This question looks very similar to mine but I don't see any answer.

http://markmail.org/message/kkxhi5jjtwyadzxt

On Mon, Oct 31, 2016 at 11:24 PM, kant kodali <kanth909@gmail.com> wrote:
Here is a UI of my thread dump.

http://fastthread.io/my-thread-report.jsp?p=c2hhcmVkLzIwMTYvMTEvMS8tLWpzdGFja19kdW1wX3dpbmRvd19pbnRlcnZhbF8xbWluX2JhdGNoX2ludGVydmFsXzFzLnR4dC0tNi0xNy00Ng==

On Mon, Oct 31, 2016 at 7:10 PM, kant kodali <kanth909@gmail.com> wrote:
Hi Ryan,

I think you are right. This may not be related to the Receiver. I have attached jstack dump here. I do a simple MapToPair and reduceByKey and  I have a window Interval of 1 minute (60000ms) and batch interval of 1s (1000) This is generating lot of threads atleast 5 to 8 threads per second and the total number of threads is monotonically increasing. So just for tweaking purpose I changed my window interval to 1min (60000ms) and batch interval of 10s (10000) this looked lot better but still not ideal at very least it is not monotonic anymore (It goes up and down). Now my question  really is how do I tune such that my number of threads are optimal while satisfying the window Interval of 1 minute (60000ms) and batch interval of 1s (1000) ?

This jstack dump is taken after running my spark driver program for 2 mins and there are about 1000 threads.

Thanks!


On Mon, Oct 31, 2016 at 1:09 PM, Shixiong(Ryan) Zhu <shixiong@databricks.com> wrote:
If there is some leaking threads, I think you should be able to see the number of threads is increasing. You can just dump threads after 1-2 hours.

On Mon, Oct 31, 2016 at 12:59 PM, kant kodali <kanth909@gmail.com> wrote:
yes I can certainly use jstack but it requires 4 to 5 hours for me to reproduce the error so I can get back as early as possible.

Thanks a lot!

On Mon, Oct 31, 2016 at 12:41 PM, Shixiong(Ryan) Zhu <shixiong@databricks.com> wrote:
Then it should not be a Receiver issue. Could you use `jstack` to find out the name of leaking threads?

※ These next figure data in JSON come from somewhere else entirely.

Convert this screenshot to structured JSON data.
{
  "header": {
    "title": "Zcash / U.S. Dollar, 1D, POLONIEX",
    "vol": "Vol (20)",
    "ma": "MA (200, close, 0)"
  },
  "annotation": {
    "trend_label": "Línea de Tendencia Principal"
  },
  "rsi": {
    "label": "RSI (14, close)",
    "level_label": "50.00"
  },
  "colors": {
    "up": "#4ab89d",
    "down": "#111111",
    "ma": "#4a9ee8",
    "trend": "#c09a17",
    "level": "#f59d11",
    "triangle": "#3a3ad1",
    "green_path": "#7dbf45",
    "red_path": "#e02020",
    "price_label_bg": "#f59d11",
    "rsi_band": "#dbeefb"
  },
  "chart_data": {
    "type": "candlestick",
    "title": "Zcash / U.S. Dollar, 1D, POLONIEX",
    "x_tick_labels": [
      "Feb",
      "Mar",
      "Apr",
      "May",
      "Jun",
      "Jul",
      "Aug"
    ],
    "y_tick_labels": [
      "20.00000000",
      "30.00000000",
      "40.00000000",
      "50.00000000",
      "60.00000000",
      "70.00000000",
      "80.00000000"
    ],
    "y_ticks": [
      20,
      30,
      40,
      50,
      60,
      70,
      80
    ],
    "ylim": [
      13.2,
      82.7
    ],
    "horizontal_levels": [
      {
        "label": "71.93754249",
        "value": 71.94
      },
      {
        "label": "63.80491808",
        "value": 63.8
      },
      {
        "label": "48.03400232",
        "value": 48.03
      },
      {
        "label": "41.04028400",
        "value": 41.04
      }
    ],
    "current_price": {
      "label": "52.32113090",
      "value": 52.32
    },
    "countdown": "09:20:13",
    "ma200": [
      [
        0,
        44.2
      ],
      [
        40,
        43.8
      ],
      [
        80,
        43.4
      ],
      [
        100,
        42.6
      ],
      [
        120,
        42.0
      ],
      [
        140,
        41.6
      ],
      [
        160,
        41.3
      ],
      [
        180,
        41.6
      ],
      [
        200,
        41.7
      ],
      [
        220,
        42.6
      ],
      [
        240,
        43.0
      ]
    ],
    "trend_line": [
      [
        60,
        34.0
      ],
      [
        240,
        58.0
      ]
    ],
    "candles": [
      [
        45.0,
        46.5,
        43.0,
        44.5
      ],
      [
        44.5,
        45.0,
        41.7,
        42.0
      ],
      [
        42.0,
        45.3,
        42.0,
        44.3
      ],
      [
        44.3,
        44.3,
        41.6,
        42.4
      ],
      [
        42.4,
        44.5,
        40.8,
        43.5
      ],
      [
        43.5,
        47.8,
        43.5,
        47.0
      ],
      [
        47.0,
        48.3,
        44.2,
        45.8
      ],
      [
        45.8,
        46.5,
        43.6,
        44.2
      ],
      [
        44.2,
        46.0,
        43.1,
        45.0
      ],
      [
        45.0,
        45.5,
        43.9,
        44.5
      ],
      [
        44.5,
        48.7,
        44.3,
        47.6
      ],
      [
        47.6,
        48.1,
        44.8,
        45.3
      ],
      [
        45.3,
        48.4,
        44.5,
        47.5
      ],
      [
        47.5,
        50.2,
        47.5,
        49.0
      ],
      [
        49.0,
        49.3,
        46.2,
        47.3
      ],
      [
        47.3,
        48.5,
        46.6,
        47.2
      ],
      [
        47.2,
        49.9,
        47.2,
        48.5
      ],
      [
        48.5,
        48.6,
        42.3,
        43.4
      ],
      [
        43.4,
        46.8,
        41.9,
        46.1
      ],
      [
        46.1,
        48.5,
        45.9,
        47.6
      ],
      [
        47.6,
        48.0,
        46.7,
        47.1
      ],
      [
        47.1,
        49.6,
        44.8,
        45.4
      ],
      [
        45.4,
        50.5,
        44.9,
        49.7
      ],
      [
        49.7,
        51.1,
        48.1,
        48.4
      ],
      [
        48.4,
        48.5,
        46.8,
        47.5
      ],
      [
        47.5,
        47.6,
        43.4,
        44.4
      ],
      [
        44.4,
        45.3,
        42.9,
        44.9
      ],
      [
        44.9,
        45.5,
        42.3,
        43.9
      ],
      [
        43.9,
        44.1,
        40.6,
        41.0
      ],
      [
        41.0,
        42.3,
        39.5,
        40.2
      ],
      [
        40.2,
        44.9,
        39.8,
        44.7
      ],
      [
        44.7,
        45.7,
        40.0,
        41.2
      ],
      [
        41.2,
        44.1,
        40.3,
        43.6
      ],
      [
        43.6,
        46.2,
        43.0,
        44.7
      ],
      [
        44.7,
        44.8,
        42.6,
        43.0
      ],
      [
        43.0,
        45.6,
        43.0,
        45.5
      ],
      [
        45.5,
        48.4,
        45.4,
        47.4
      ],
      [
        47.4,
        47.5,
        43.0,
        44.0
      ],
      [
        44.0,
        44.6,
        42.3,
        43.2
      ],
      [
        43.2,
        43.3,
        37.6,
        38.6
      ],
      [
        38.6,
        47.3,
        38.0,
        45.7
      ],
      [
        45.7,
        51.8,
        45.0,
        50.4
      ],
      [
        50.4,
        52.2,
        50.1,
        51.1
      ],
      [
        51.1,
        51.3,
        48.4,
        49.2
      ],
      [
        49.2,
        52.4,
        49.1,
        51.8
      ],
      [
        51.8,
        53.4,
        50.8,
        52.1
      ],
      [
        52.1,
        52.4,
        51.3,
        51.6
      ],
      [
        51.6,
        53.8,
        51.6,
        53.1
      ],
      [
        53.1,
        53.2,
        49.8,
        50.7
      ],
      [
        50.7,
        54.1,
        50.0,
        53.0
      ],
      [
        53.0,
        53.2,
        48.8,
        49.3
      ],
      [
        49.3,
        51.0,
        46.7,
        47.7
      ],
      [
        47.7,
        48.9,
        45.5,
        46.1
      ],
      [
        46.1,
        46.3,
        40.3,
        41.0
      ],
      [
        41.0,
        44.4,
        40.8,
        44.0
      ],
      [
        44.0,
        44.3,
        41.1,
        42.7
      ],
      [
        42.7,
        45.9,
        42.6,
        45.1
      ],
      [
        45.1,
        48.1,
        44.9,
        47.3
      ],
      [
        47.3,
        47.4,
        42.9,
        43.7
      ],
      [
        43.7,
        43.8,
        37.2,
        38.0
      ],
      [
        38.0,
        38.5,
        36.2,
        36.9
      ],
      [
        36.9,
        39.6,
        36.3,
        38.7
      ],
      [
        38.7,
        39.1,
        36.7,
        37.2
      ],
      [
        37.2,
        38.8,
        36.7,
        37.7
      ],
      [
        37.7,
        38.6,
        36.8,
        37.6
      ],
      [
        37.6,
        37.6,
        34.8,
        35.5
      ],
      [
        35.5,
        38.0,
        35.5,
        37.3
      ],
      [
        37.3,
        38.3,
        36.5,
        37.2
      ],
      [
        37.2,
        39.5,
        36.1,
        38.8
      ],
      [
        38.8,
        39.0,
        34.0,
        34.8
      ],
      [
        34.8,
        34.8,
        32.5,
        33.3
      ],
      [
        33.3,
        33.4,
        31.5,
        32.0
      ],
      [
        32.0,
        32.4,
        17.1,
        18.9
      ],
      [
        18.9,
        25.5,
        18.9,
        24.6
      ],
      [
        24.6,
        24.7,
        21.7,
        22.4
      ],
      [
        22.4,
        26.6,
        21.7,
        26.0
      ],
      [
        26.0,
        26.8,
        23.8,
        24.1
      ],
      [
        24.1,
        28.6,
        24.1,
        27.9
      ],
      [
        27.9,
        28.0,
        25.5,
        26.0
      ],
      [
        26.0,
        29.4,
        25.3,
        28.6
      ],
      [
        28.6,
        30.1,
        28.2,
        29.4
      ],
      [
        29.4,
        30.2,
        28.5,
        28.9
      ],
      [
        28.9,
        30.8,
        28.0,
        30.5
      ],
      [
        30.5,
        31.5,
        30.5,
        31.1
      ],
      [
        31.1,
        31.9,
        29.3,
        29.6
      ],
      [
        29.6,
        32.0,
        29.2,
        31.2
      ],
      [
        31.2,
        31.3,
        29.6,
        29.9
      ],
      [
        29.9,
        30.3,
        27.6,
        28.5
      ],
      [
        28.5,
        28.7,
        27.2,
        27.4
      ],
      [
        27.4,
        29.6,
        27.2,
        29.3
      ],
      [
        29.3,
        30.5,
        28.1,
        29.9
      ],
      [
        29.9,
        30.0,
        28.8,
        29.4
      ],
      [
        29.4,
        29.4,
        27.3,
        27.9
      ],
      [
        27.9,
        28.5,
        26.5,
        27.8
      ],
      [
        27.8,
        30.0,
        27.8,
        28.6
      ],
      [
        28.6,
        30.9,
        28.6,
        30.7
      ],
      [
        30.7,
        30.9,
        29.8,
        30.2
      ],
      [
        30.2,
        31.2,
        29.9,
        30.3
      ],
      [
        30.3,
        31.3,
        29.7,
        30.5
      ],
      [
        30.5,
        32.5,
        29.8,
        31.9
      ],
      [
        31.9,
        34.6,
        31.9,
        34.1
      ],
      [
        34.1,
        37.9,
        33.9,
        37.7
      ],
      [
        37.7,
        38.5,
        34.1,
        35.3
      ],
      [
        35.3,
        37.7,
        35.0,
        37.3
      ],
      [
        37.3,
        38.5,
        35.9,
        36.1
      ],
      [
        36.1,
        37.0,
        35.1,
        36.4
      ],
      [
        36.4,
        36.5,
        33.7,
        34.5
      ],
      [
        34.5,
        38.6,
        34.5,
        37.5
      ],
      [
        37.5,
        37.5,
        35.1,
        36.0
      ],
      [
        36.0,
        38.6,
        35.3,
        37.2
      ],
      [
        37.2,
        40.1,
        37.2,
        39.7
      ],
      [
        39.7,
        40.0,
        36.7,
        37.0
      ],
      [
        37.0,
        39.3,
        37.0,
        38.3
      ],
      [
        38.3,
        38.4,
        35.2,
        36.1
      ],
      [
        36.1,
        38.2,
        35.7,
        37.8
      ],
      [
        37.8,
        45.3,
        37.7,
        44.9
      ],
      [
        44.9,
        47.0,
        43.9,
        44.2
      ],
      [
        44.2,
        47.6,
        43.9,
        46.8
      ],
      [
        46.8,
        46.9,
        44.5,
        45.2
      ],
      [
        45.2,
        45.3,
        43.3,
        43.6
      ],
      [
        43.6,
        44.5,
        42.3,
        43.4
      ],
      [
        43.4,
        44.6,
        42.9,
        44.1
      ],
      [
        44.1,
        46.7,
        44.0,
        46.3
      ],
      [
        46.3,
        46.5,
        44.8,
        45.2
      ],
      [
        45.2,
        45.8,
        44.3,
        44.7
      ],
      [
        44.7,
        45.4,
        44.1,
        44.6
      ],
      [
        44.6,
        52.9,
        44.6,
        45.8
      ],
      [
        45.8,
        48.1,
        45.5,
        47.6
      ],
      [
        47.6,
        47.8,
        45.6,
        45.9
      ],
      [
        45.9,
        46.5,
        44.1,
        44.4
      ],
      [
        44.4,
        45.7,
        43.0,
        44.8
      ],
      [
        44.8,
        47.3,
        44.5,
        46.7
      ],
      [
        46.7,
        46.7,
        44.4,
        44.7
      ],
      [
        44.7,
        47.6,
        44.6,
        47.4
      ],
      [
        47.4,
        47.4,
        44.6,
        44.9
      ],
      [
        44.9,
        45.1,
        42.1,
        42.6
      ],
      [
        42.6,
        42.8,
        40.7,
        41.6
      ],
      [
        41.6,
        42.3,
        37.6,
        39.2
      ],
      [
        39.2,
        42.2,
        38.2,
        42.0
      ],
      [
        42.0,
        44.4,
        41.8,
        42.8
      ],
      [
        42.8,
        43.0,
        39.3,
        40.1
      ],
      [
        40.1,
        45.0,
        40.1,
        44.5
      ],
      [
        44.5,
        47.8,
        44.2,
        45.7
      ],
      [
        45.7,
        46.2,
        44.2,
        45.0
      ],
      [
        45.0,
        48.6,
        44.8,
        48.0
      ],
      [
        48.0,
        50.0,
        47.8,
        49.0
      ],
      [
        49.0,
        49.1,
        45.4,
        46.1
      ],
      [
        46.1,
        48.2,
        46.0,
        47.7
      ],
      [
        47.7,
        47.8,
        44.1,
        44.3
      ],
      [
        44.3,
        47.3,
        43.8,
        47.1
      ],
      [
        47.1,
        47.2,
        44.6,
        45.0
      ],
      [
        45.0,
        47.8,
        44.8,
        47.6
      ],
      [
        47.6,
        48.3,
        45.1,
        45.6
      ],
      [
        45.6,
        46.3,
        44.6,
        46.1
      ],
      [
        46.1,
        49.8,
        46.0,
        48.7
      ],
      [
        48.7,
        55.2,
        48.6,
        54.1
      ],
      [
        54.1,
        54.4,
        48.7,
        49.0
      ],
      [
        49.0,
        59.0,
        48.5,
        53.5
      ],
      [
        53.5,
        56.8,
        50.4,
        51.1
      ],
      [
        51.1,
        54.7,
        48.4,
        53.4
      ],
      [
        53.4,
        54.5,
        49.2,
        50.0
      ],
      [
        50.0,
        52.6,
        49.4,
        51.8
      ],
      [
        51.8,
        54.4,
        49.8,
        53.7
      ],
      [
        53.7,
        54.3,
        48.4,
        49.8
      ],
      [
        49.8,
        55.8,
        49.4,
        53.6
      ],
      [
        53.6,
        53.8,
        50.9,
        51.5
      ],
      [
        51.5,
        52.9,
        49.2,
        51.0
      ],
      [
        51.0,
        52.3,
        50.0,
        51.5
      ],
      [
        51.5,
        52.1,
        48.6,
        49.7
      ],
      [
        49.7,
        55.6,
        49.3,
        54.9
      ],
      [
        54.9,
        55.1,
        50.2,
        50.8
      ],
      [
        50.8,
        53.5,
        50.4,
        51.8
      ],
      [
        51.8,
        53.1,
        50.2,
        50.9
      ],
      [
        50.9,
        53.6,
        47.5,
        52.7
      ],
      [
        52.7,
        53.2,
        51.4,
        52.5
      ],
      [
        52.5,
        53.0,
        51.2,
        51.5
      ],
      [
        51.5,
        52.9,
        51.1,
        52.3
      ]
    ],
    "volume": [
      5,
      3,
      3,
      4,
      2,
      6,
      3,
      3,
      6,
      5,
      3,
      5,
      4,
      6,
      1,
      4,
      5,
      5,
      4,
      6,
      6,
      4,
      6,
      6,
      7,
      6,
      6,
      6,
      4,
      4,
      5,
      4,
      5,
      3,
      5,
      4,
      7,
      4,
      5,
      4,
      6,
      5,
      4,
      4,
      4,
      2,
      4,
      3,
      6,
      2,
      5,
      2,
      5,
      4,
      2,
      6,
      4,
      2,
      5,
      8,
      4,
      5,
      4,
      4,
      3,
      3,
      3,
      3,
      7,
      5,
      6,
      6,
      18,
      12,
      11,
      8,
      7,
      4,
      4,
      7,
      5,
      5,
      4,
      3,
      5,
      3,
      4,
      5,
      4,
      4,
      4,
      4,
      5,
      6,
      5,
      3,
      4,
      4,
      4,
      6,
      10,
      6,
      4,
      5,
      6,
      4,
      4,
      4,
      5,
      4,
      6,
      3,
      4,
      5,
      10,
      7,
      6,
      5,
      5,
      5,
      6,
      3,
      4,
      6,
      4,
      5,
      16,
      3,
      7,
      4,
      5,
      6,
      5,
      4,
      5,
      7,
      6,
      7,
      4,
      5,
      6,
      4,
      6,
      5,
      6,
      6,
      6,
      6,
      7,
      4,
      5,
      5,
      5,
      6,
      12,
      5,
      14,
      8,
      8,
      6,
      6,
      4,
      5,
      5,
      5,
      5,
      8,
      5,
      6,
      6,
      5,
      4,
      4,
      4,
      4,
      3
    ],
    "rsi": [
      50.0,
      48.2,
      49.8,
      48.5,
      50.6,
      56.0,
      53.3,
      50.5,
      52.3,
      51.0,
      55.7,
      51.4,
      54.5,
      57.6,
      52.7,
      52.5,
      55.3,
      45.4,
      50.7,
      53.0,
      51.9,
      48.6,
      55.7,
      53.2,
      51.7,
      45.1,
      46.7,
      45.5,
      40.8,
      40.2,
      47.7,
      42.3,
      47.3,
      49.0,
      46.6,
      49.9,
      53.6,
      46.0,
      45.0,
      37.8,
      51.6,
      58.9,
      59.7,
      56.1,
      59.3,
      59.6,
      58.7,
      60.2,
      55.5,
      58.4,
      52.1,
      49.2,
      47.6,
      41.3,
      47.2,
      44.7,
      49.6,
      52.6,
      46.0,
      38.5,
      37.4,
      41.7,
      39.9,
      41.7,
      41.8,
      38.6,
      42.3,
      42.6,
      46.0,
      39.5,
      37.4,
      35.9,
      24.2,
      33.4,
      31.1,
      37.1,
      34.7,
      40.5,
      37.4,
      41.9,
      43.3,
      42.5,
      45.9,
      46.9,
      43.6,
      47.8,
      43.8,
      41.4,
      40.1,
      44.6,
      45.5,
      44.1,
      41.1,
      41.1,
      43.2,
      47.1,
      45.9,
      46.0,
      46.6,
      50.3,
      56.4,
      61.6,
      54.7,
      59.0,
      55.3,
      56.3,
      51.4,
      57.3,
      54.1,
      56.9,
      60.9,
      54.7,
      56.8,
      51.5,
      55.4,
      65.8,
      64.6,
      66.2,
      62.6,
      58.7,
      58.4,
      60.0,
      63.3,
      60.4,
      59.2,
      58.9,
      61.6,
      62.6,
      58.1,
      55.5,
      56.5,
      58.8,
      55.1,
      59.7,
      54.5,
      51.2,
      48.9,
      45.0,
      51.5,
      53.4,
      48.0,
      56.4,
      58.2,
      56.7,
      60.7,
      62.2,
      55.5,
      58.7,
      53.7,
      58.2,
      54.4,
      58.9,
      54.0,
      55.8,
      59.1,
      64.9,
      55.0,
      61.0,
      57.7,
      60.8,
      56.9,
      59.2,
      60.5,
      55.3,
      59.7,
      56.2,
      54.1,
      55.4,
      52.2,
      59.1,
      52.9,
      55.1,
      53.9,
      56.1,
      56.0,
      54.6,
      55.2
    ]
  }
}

On Mon, Oct 31, 2016 at 12:35 PM, kant kodali <kanth909@gmail.com> wrote:
Hi Ryan,

It happens on the driver side and I am running on a client mode (not the cluster mode).

Thanks!

On Mon, Oct 31, 2016 at 12:32 PM, Shixiong(Ryan) Zhu <shixiong@databricks.com> wrote:
Sorry, there is a typo in my previous email: this may **not** be the root cause if the leak threads are in the driver side.

Does it happen in the driver or executors?

On Mon, Oct 31, 2016 at 12:20 PM, kant kodali <kanth909@gmail.com> wrote:
Hi Ryan,
Ahh My Receiver.onStop method is currently empty. 
1) I have a hard time seeing why the receiver would crash so many times within a span of 4 to 5 hours but anyways I understand I should still cleanup during OnStop.
2) How do I clean up those threads? The documentation here https://docs.oracle.com/javase/8/docs/api/java/lang/Thread.html doesn't seem to have any method where I can clean up the threads created during OnStart. any ideas?
Thanks!

On Mon, Oct 31, 2016 at 11:58 AM, Shixiong(Ryan) Zhu <shixiong@databricks.com> wrote:
So in your code, each Receiver will start a new thread. Did you stop the receiver properly in `Receiver.onStop`? Otherwise, you may leak threads after a receiver crashes and is restarted by Spark. However, this may be the root cause since the leak threads are in the driver side. Could you use `jstack` to check which types of threads are leaking? 

On Mon, Oct 31, 2016 at 11:50 AM, kant kodali <kanth909@gmail.com> wrote:
I am also under the assumption that onStart function of the Receiver is only called only once by Spark. please correct me if I am wrong.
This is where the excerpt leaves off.